Sooner or later this absurd debacle must end. Sooner or later the construction of the new Dunedin hospital will get under way.
But what, where and when?
Some things are clear. Ministers are not going to announce that their ham-fisted intervention of last September was a mistake. They will not acknowledge that the costs were already coming down, or that the existing design is eminently fit for purpose.
Ministers will not admit that their claim of the costs ballooning "towards $3 billion" was bunkum, though they knew at the time the costs on a like-for-like basis were about $2.1b. Nor will they acknowledge their pre-election promises are broken.
Politics, the art of the possible, has now intervened. If the project is to proceed, the public must play the game of "the least harmful alternative" — and remember at the ballot box.
I happily rely on the opinion of the Clinical Transformation Group (CTG), a group of mainly clinicians who have been engaged with the project for years and who know it inside out. Their judgements are always thorough, balanced and firm.
They will know whether some "least harmful alternative" can be made to work, or not.
So far, the leaks into the public arena indicate the removal of the sixth floor and a rearrangement of surgical theatres, probably with the loss of two theatres in the process. Other changes are undoubtedly in play too.
Suddenly, an important question arises. Will the sixth floor be "cold shelled", meaning that it will exist but be empty? Or will the sixth floor disappear entirely?

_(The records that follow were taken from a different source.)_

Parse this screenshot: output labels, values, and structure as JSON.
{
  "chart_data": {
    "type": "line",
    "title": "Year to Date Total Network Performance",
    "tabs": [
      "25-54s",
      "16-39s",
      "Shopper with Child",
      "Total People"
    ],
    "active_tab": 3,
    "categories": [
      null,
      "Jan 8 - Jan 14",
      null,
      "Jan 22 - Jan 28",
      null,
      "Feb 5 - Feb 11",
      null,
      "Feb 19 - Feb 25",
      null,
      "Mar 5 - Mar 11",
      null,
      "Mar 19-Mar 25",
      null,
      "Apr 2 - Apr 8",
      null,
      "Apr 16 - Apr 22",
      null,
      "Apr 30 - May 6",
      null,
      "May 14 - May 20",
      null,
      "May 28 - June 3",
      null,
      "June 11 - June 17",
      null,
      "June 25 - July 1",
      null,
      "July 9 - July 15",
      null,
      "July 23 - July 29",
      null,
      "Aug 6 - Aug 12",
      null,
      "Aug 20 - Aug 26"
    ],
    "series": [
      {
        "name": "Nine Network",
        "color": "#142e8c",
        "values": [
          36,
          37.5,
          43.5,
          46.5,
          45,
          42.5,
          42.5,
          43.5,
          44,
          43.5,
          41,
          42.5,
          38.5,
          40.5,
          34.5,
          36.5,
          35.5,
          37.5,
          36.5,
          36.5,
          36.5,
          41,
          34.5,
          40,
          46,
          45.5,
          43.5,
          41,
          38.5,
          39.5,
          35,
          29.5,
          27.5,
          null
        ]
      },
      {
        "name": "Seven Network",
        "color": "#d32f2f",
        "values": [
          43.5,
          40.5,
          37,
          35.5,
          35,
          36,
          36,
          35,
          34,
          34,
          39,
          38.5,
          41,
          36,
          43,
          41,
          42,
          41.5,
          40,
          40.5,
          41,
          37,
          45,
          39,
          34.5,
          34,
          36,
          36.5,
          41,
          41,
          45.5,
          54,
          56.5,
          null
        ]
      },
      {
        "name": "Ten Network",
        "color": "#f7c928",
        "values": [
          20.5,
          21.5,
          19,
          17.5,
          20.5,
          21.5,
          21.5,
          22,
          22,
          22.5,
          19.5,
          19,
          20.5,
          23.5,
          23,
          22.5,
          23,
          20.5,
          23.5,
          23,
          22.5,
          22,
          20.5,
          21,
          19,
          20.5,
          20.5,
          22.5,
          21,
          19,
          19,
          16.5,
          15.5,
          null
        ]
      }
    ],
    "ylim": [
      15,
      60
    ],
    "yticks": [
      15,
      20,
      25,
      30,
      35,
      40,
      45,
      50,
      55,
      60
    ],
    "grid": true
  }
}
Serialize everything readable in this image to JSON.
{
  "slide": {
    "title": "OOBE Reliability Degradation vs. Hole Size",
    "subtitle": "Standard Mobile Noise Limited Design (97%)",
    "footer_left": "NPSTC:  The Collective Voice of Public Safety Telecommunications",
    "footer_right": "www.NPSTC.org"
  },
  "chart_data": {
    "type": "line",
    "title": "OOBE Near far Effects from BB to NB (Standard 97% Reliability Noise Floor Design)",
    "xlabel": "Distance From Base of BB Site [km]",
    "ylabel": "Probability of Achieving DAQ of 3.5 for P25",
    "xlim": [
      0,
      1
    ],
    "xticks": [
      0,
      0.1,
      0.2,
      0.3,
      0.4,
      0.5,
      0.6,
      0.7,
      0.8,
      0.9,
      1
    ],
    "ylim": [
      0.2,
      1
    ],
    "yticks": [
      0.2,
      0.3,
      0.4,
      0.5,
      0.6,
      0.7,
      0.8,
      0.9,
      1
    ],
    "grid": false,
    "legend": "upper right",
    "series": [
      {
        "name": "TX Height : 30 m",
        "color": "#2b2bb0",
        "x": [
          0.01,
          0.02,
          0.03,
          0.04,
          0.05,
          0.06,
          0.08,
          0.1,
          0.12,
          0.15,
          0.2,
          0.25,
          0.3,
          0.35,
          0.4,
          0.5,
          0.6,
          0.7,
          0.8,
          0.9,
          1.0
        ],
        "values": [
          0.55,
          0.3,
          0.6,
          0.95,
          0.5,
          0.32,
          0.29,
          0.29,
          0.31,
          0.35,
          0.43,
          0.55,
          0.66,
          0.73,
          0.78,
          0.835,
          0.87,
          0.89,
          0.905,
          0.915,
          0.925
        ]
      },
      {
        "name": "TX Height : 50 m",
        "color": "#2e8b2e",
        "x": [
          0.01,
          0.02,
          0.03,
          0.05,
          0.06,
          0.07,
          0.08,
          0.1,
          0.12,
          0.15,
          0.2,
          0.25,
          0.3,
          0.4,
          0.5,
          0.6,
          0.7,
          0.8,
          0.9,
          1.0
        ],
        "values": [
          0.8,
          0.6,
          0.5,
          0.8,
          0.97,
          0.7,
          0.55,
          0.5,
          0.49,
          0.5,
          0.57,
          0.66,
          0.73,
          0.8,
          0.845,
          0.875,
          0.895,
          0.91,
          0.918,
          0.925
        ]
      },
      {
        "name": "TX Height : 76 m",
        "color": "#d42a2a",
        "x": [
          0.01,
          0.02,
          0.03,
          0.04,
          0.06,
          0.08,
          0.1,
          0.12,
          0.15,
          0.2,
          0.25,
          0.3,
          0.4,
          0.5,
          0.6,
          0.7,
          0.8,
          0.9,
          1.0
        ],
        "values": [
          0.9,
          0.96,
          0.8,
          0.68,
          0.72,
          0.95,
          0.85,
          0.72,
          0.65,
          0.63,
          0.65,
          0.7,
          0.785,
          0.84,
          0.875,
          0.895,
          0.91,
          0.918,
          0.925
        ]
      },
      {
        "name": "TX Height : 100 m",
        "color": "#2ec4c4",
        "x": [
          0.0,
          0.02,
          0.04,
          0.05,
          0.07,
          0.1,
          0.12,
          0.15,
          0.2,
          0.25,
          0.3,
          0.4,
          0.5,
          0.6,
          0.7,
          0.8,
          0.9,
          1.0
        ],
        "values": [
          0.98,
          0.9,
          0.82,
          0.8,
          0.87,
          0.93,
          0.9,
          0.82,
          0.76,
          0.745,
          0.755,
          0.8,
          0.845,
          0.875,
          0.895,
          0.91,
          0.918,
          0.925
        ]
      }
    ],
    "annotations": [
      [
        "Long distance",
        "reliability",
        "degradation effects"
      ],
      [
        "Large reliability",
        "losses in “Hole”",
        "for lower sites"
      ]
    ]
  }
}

The answer matters. Should it be cold shelled, then at least the new hospital has a chance to expand as demand grows in coming years. Future flexibility can counter today’s political shortsightedness. The cost difference is just $30m. At that price, a cold shelled sixth floor becomes a very cheap piece of hospital real estate.
So, a politically expedient solution begins to take shape, if it is clinically acceptable. The sixth floor is cold shelled, and the government can trumpet that the project will restart. The government can generously relocate the two missing theatres to Kew Hospital in Invercargill — quietly ignoring the fact that they have been planned there for the past two and a-half years.
Even the problems with pathology can be overcome if the sixth floor is leased to the private sector provider for a decade or two, until future clinical needs take precedence.
Will it come in under the $1.88b budget? The answer is "it can be made to", if only by massaging contingency allowances. Much of the gap between the $1.88b limit and the (about) $2.1b estimate had already been reduced in the two to three months before ministers rode into town in late September.
The reason is that, as a building design approaches completion, cost estimates become more accurate. Final negotiations begin. The principal contractor and key subcontractors have increased certainty. Risk premiums reduce; pencils are sharpened.
The gap has of course been closed further by reducing the hospital itself. The government will want to claim a cost of $1.88b. The actual outturn will surely be higher.
All of this ignores the option of refurbishing the existing Ward Block. That was the second option ministers wanted to explore. It was a ludicrous idea then, as it is now. Having consumed considerable time and energy, one assumes it will quietly die.
Yet this government has not finished meddling. Pre-Christmas, ministers were actively second guessing the commercial suitability of CPB, the company holding the Early Contractor Involvement (ECI).
This is a construction contract where the principal contractor is engaged at an early stage in a project to offer input into the design phase.
Ordinarily the ECI would be converted into the final contract, assuming any commercial concerns have been addressed. But now ministers seem to be relitigating that, according themselves an acute commercial judgement I doubt they have.
Taxpayers need not be concerned about who does or does not build hospitals. As a large multinational, CPB has plenty of detractors and supporters.
But we should be concerned when politicians think they know best in these matters.
More to the point, ministers are telling the entire Australasian construction industry that the New Zealand government is a risky client. The Crown is usually thought of as a good client. The jobs are big; the bills get paid.
But if political meddling becomes the norm, large construction companies will add that risk to the price. Building costs in New Zealand will rise accordingly.
Ministers need to come to a decision fast. Southerners have had enough delay and enough meddling.
Time the government started governing.
— Pete Hodgson is a former chairman of the new Dunedin hospital governance group, a former chairman of the Southern District Health Board and a former Labour Minister of Health. He is not a health professional and has no construction experience.